“Only pay attention and watch yourselves closely so that you do not forget the things which your eyes have seen and they do not depart from your heart all the days of your life. Make them known to your children and your grandchildren [impressing these things on their mind and penetrating their heart with these truths]— Deuteronomy 4:9
“Those who have no record of what their forebears have accomplished lose the inspiration which comes from the teaching of biography and history.”
Dr. Carter G. Woodson
“When you open up history books, you will find gaping holes of missing and incomplete Black History as you turn the pages. Storytelling fills in those gaps with research and wisdom from the sages. We must tell our stories.” Rev. Sheila P Spencer
There is sacredness in passing on our stories. Scripture refers to the importance of ensuring that truth is passed on to each generation. It is a privilege and responsibility. We are called to pass on what is precious, our spiritual legacy and the legacy of our ancestors.
The art of storytelling is an important part of African American Culture.
Known as the “Father of Black History,” Dr. Carter G. Woodson (1875-1950) understood how important it was to make sure our story was told. Recognizing the lack of information on the accomplishments of Blacks in 1915, Dr. Woodson founded the Association for the Study of Negro Life and History, now called the Association for the Study of African American Life and History (ASALH). In 1926, Dr. Woodson initiated the celebration of Negro History Week, which corresponded with the birthdays of Frederick Douglass and Abraham Lincoln.
It was NEVER Dr. Woodson’s intent to limit Black History to only a week. His legacy by founding ASALH was to ensure that African American history is shared every day of the year. This was to remind us about the importance of sharing our stories and our narrative.
It makes me grateful for the narratives passed on to me by my family. We Tell Our Stories. There are children who go to sleep with bedtime stories or lullabies. My Mama’s nightly mantra was to hold both of my hands, breathe deeply and look into my eyes.
Sheila, look at our hands the shades of chocolate, caramel, mahogany and brown. They serve as reminders of our heritage and where black excellence is found.
Let me see your hands.
So I didn’t receive the bedtime story, or lullaby, it was more of an evening blessing. It was wrapped up in love, tied up in research and in the form of a history lesson.
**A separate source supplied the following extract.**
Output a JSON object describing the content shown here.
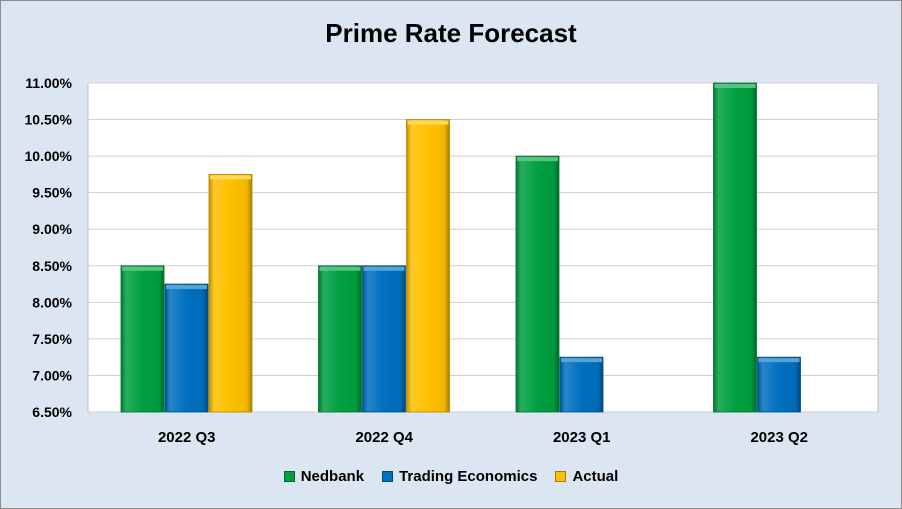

Hands the shades of chocolate, caramel, mahogany and brown. They serve as reminders that in the midst of hands our wisdom and strength is found.
Let me see your hands.
These hands will open up books and find gaping holes of missing and inaccurate Black history, as you flip through the pages. Take these same hands to seek out research, record our Black excellence and sit down at the feet of the elders and sages.
Soak up all their wisdom and pay attention to everything that is said. Elders transitioning without telling their stories is like a library being destroyed full of books never read. Make sure you answer the questions that your elders ask of you. Strength comes from wisdom that is passed on through multiple generations, too.
Take your hands that count the days within February — 28 days, and every four years, 29. Take that one hand to multiply by 12 to make it one year, because the vastness of the Black excellence can never be confined.
The hands of ancestors who were strong enough to create and innovate. The descendants of royalty and queens, who built nations, worked in factories and fields, yet they were gentle enough to both soothe bruised hearts and have skilled surgeon hands to heal.
Listen to the stories of hands that created world changing inventions and art that surrounds us. History that continues to impact the world around us.
When you’re wringing your hands because you’re sick and tired, remember Fannie Lou Hamer and be inspired. Reach around and listen to the wisdom of Dorothy Height. Watch Shirley Chisholm walking down political halls and answering her call.
Ruby Dee, and Nikki Giovanni reminding us of our royalty. We are surrounded by the wisdom of our ancestors. Mothers, grandmothers, aunts and sisters who are reminding us that we are brave and brilliant.
We are surrounded by the names of ancestors whose names were not mentioned in places of history. Black excellence is past, present and future and continues eternally. When our story is transmitted, the world expands. Black excellence impacts American history and everyone should learn and understand.
Black excellence is legacy and light — roads that have been created so that you are able to walk down them paved. Reminding you of the sacredness and beauty of the image in which your legacy was made.
Black excellence that has happened in the past and all the lessons that taught us how our history is also made in the here and now.
So when books open, may there be less gaping holes of missing or incomplete history as you turn the pages. Remember that one day you will be one of the teachers, the carriers, the elders and the sages.
The opportunity to share and bless is still in your hand. Hands the shade of caramel, chocolate, amaretto and brown. It is in the midst of this we are reminded where our Black excellence is found.